Recent advances in 3D fully convolutional networks (FCN) have made it feasible to produce dense voxel-wise predictions of volumetric images. In this work, we show that a multi-class 3D FCN trained on manually labeled CT scans of several anatomical structures (ranging from the large organs to thin vessels) can achieve competitive segmentation results, while avoiding the need for handcrafting features or training class-specific models.
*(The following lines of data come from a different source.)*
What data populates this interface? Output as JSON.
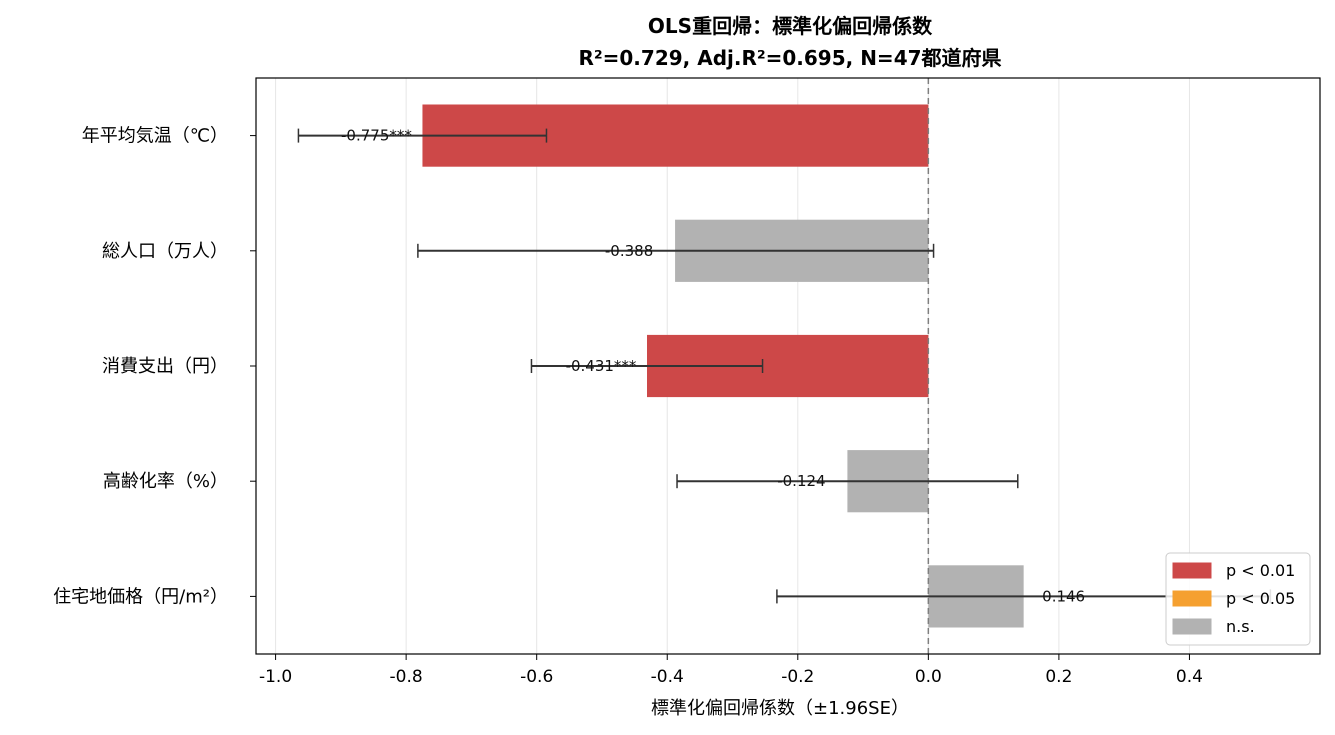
{
  "chart_data": {
    "type": "bar",
    "orientation": "horizontal",
    "title": "OLS重回帰：標準化偏回帰係数",
    "subtitle": "R²=0.729, Adj.R²=0.695, N=47都道府県",
    "xlabel": "標準化偏回帰係数（±1.96SE）",
    "ylabel": "",
    "xlim": [
      -1.03,
      0.6
    ],
    "xticks": [
      -1.0,
      -0.8,
      -0.6,
      -0.4,
      -0.2,
      0.0,
      0.2,
      0.4
    ],
    "xtick_labels": [
      "-1.0",
      "-0.8",
      "-0.6",
      "-0.4",
      "-0.2",
      "0.0",
      "0.2",
      "0.4"
    ],
    "grid": "vertical",
    "reference_line": 0.0,
    "legend_placement": "lower-right",
    "categories": [
      "年平均気温（℃）",
      "総人口（万人）",
      "消費支出（円）",
      "高齢化率（%）",
      "住宅地価格（円/m²）"
    ],
    "values": [
      -0.775,
      -0.388,
      -0.431,
      -0.124,
      0.146
    ],
    "ci_low": [
      -0.965,
      -0.782,
      -0.608,
      -0.385,
      -0.232
    ],
    "ci_high": [
      -0.585,
      0.008,
      -0.254,
      0.137,
      0.524
    ],
    "significance": [
      "p01",
      "ns",
      "p01",
      "ns",
      "ns"
    ],
    "value_labels": [
      "-0.775***",
      "-0.388",
      "-0.431***",
      "-0.124",
      "0.146"
    ],
    "legend": [
      {
        "key": "p01",
        "label": "p < 0.01",
        "color": "#cd4848"
      },
      {
        "key": "p05",
        "label": "p < 0.05",
        "color": "#f5a030"
      },
      {
        "key": "ns",
        "label": "n.s.",
        "color": "#b2b2b2"
      }
    ]
  }
}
To this end, we propose a two-stage, coarse-to-fine approach that will first use a 3D FCN to roughly define a candidate region, which will then be used as input to a second 3D FCN. This reduces the number of voxels the second FCN has to classify to ~10% and allows it to focus on more detailed segmentation of the organs and vessels. We utilize training and validation sets consisting of 331 clinical CT images and test our models on a completely unseen data collection acquired at a different hospital that includes 150 CT scans, targeting three anatomical organs (liver, spleen, and pancreas). In challenging organs such as the pancreas, our cascaded approach improves the mean Dice score from 68.5 to 82.2%, achieving the highest reported average score on this dataset. We compare with a 2D FCN method on a separate dataset of 240 CT scans with 18 classes and achieve a significantly higher performance in small organs and vessels. Furthermore, we explore fine-tuning our models to different datasets. Our experiments illustrate the promise and robustness of current 3D FCN based semantic segmentation of medical images, achieving state-of-the-art results. Our code and trained models are available for download: //github.com/holgerroth/3Dunet_abdomen_cascade.